May is holding available hours on the Memorial Union patio from 11:30 a.m. to 1:30 p.m. on Friday, April 14, as an opportunity to get to know the student body. The Editorial Board has compiled points that we believe are important for May to clarify.
With the fallout from former Chancellor Linda P.B. Katehi serving on the board of two for-profit companies, there remains a deep distrust within campus sentiment of income not tied solely to the university. It was surprising, then, when it was revealed by The Sacramento Bee that May himself sits on multiple boards. Although the University of California says that his involvement is not a conflict of interest and will benefit the university, we would like to know the extent of his involvement with these boards and how — or if — his participation in them will affect his style of leadership and his administration.
At Georgia Tech, May led diversity initiatives to enroll a larger number of minority and international students within the College of Electrical and Computer Engineering. The Editorial Board would be interested to hear of how he specifically plans on increasing the diversity to underserved populations of campus at such a large research institution like UC Davis.
As the dean of Georgia Tech’s College of Engineering, May brings a wealth of STEM knowledge to the university, as did his predecessor. May has written about how arts should not be fully integrated within the STEM fields of study, writing that combining arts with the sciences “dilutes the essential need and focus for STEM.” Collaboration between arts and the various disciplines of the sciences would not detract from the focus of STEM and would only serve to put these subjects into a broader historical, societal and global context. It would complement and not devalue the knowledge of those fields. The Editorial Board wants to know how May’s philosophy regarding STEM fields will affect the on-campus interdisciplinary relationship.
UC President Janet Napolitano wanted a chancellor who would be able to increase and strengthen the reach of UC Davis in Sacramento. May should be able to express his priorities for Sacramento and his plans for extending the influence of UC Davis into the area.

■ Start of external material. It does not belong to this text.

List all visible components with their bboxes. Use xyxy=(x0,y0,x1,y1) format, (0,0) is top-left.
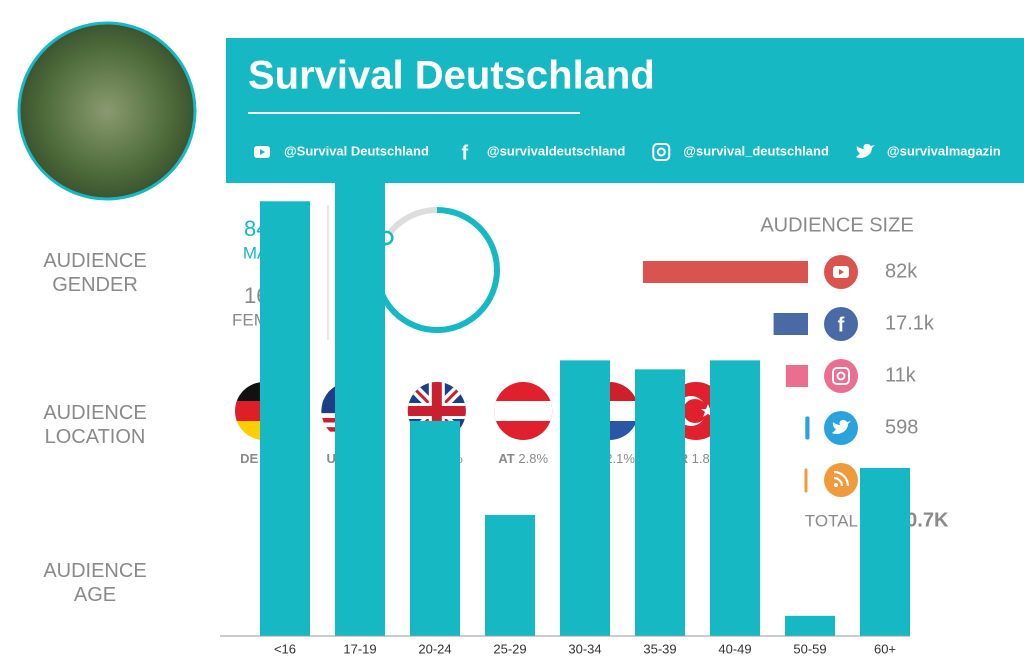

How will his time and efforts be divided between maintaining and improving a world-class institution and expanding regional influence?
Most importantly, the Editorial Board encourages students to take advantage of this opportunity to meet with their future chancellor and share with him the expectations that the community holds.
The Editorial Board urges the incoming chancellor to continue open dialogue and community engagement. A transparent approach to leading a large public university like UC Davis is essential for a safe and strong campus community.